Stroke, Vol 17, 699-708, Copyright © 1986 by American Heart Association
RN Auer
The central question to be addressed in this review can be stated as "How
does hypoglycemia kill neurons?" Initial research on hypoglycemic brain
damage in the 1930s was aimed at demonstrating the existence of any brain
damage whatsoever due to insulin. Recent results indicate that
uncomplicated hypoglycemia is capable of killing neurons in the brain.

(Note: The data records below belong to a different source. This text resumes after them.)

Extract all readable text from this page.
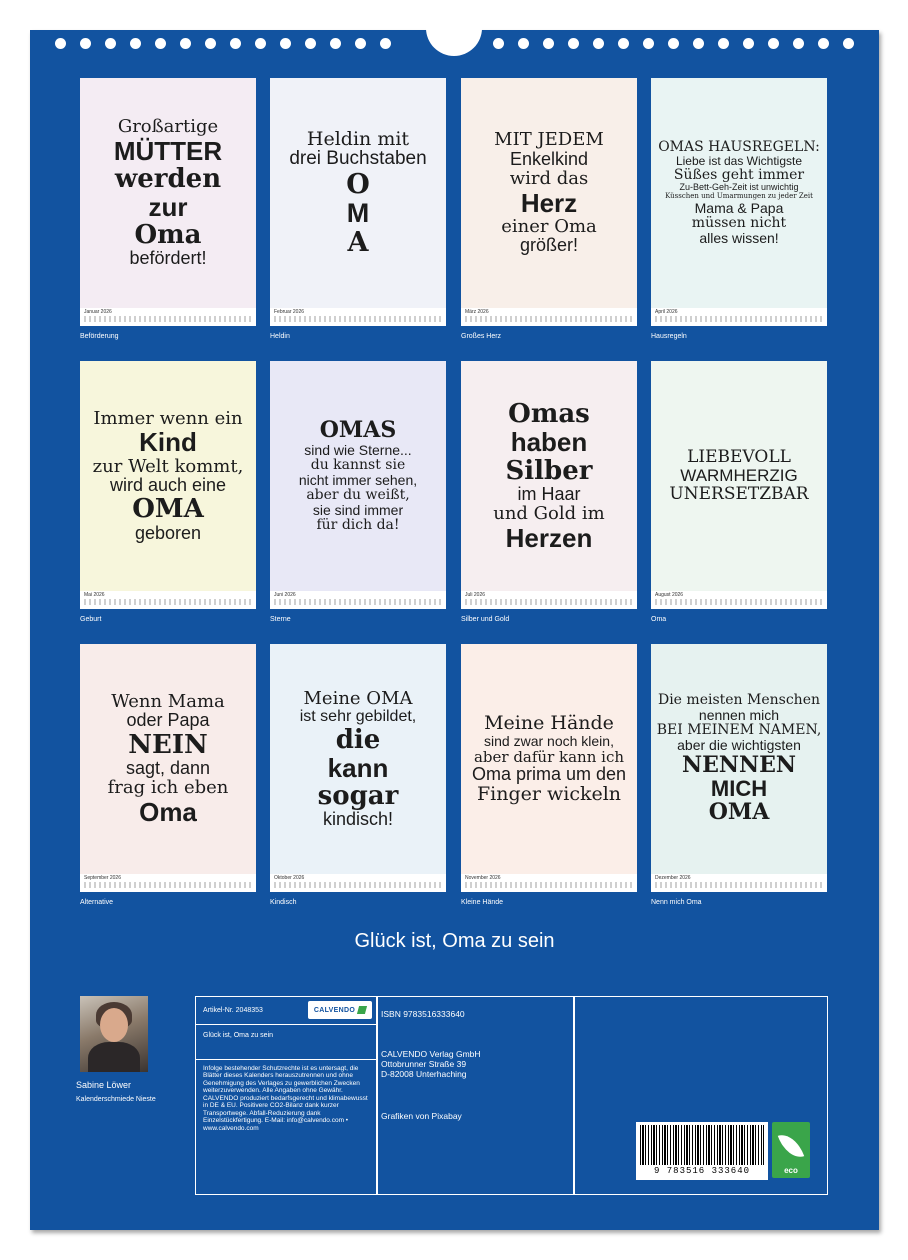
Großartige
MÜTTER
werden
zur
Oma
befördert!
Januar 2026
Beförderung
Heldin mit
drei Buchstaben
O
M
A
Februar 2026
Heldin
MIT JEDEM
Enkelkind
wird das
Herz
einer Oma
größer!
März 2026
Großes Herz
OMAS HAUSREGELN:
Liebe ist das Wichtigste
Süßes geht immer
Zu-Bett-Geh-Zeit ist unwichtig
Küsschen und Umarmungen zu jeder Zeit
Mama & Papa
müssen nicht
alles wissen!
April 2026
Hausregeln
Immer wenn ein
Kind
zur Welt kommt,
wird auch eine
OMA
geboren
Mai 2026
Geburt
OMAS
sind wie Sterne...
du kannst sie
nicht immer sehen,
aber du weißt,
sie sind immer
für dich da!
Juni 2026
Sterne
Omas
haben
Silber
im Haar
und Gold im
Herzen
Juli 2026
Silber und Gold
LIEBEVOLL
WARMHERZIG
UNERSETZBAR
August 2026
Oma
Wenn Mama
oder Papa
NEIN
sagt, dann
frag ich eben
Oma
September 2026
Alternative
Meine OMA
ist sehr gebildet,
die
kann
sogar
kindisch!
Oktober 2026
Kindisch
Meine Hände
sind zwar noch klein,
aber dafür kann ich
Oma prima um den
Finger wickeln
November 2026
Kleine Hände
Die meisten Menschen
nennen mich
BEI MEINEM NAMEN,
aber die wichtigsten
NENNEN
MICH
OMA
Dezember 2026
Nenn mich Oma
Glück ist, Oma zu sein
Sabine Löwer
Kalenderschmiede Nieste
Artikel-Nr. 2048353	CALVENDO
Glück ist, Oma zu sein
Infolge bestehender Schutzrechte ist es untersagt, die Blätter dieses Kalenders herauszutrennen und ohne Genehmigung des Verlages zu gewerblichen Zwecken weiterzuverwenden. Alle Angaben ohne Gewähr. CALVENDO produziert bedarfsgerecht und klimabewusst in DE & EU. Positivere CO2-Bilanz dank kurzer Transportwege. Abfall-Reduzierung dank Einzelstückfertigung. E-Mail: info@calvendo.com • www.calvendo.com
ISBN 9783516333640
CALVENDO Verlag GmbH
Ottobrunner Straße 39
D-82008 Unterhaching
Grafiken von Pixabay
9 783516 333640	eco
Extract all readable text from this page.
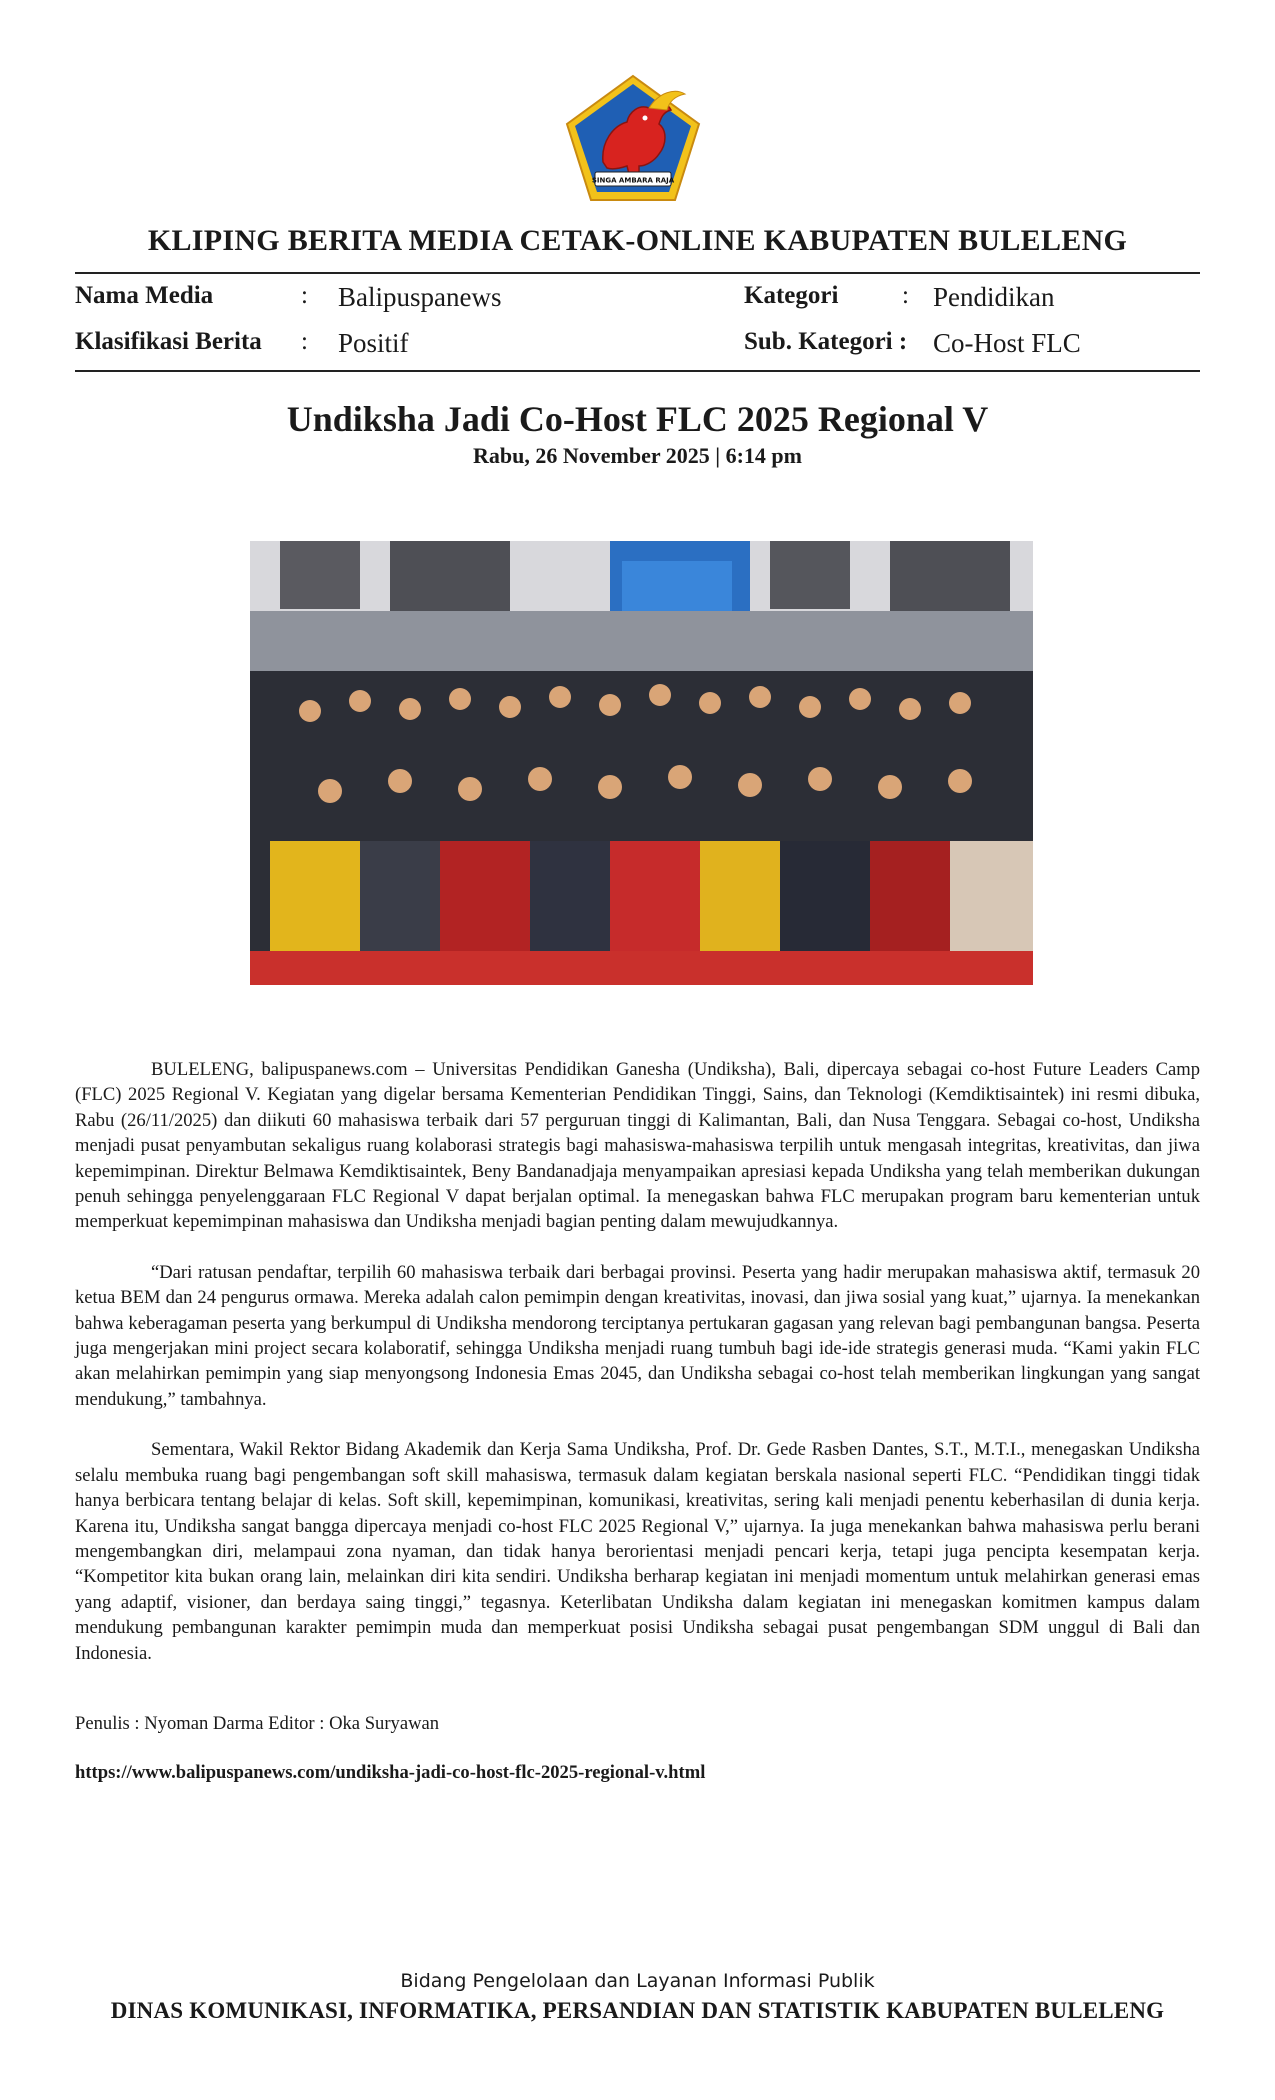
SINGA AMBARA RAJA
KLIPING BERITA MEDIA CETAK-ONLINE KABUPATEN BULELENG
Nama Media	: Balipuspanews	Kategori	: Pendidikan
Klasifikasi Berita : Positif	Sub. Kategori : Co-Host FLC
Undiksha Jadi Co-Host FLC 2025 Regional V
Rabu, 26 November 2025 | 6:14 pm

BULELENG, balipuspanews.com – Universitas Pendidikan Ganesha (Undiksha), Bali, dipercaya sebagai co-host Future Leaders Camp (FLC) 2025 Regional V. Kegiatan yang digelar bersama Kementerian Pendidikan Tinggi, Sains, dan Teknologi (Kemdiktisaintek) ini resmi dibuka, Rabu (26/11/2025) dan diikuti 60 mahasiswa terbaik dari 57 perguruan tinggi di Kalimantan, Bali, dan Nusa Tenggara. Sebagai co-host, Undiksha menjadi pusat penyambutan sekaligus ruang kolaborasi strategis bagi mahasiswa-mahasiswa terpilih untuk mengasah integritas, kreativitas, dan jiwa kepemimpinan. Direktur Belmawa Kemdiktisaintek, Beny Bandanadjaja menyampaikan apresiasi kepada Undiksha yang telah memberikan dukungan penuh sehingga penyelenggaraan FLC Regional V dapat berjalan optimal. Ia menegaskan bahwa FLC merupakan program baru kementerian untuk memperkuat kepemimpinan mahasiswa dan Undiksha menjadi bagian penting dalam mewujudkannya.

“Dari ratusan pendaftar, terpilih 60 mahasiswa terbaik dari berbagai provinsi. Peserta yang hadir merupakan mahasiswa aktif, termasuk 20 ketua BEM dan 24 pengurus ormawa. Mereka adalah calon pemimpin dengan kreativitas, inovasi, dan jiwa sosial yang kuat,” ujarnya. Ia menekankan bahwa keberagaman peserta yang berkumpul di Undiksha mendorong terciptanya pertukaran gagasan yang relevan bagi pembangunan bangsa. Peserta juga mengerjakan mini project secara kolaboratif, sehingga Undiksha menjadi ruang tumbuh bagi ide-ide strategis generasi muda. “Kami yakin FLC akan melahirkan pemimpin yang siap menyongsong Indonesia Emas 2045, dan Undiksha sebagai co-host telah memberikan lingkungan yang sangat mendukung,” tambahnya.

Sementara, Wakil Rektor Bidang Akademik dan Kerja Sama Undiksha, Prof. Dr. Gede Rasben Dantes, S.T., M.T.I., menegaskan Undiksha selalu membuka ruang bagi pengembangan soft skill mahasiswa, termasuk dalam kegiatan berskala nasional seperti FLC. “Pendidikan tinggi tidak hanya berbicara tentang belajar di kelas. Soft skill, kepemimpinan, komunikasi, kreativitas, sering kali menjadi penentu keberhasilan di dunia kerja. Karena itu, Undiksha sangat bangga dipercaya menjadi co-host FLC 2025 Regional V,” ujarnya. Ia juga menekankan bahwa mahasiswa perlu berani mengembangkan diri, melampaui zona nyaman, dan tidak hanya berorientasi menjadi pencari kerja, tetapi juga pencipta kesempatan kerja. “Kompetitor kita bukan orang lain, melainkan diri kita sendiri. Undiksha berharap kegiatan ini menjadi momentum untuk melahirkan generasi emas yang adaptif, visioner, dan berdaya saing tinggi,” tegasnya. Keterlibatan Undiksha dalam kegiatan ini menegaskan komitmen kampus dalam mendukung pembangunan karakter pemimpin muda dan memperkuat posisi Undiksha sebagai pusat pengembangan SDM unggul di Bali dan Indonesia.

Penulis : Nyoman Darma Editor : Oka Suryawan
https://www.balipuspanews.com/undiksha-jadi-co-host-flc-2025-regional-v.html
Bidang Pengelolaan dan Layanan Informasi Publik
DINAS KOMUNIKASI, INFORMATIKA, PERSANDIAN DAN STATISTIK KABUPATEN BULELENG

However, the mechanism does not appear to be simply glucose starvation of
the neuron resulting in neuronal breakdown. Rather than such an "internal
catabolic death" current evidence suggests that in hypoglycemia, neurons
are killed from without, i.e. from the extracellular space. Around the time
the EEG becomes isoelectric, an endogenous neurotoxin is produced, and is
released by the brain into tissue and cerebrospinal fluid. The distribution
of necrotic neurons is unlike that in ischemia, being related to white
matter and cerebrospinal fluid pathways. The toxin acts by first disrupting
dendritic trees, sparing intermediate axons, indicating it to be an
excitotoxin. Exact mechanisms of excitotoxic neuronal necrosis are not yet
clear, but neuronal death involves hyperexcitation, and culminates in cell
membrane rupture. Endogenous excitotoxins produced during hypoglycemia may
explain the tendency toward seizure activity often seen clinically. The
recent research results on which these findings are based are reviewed, and
clinical implications are discussed.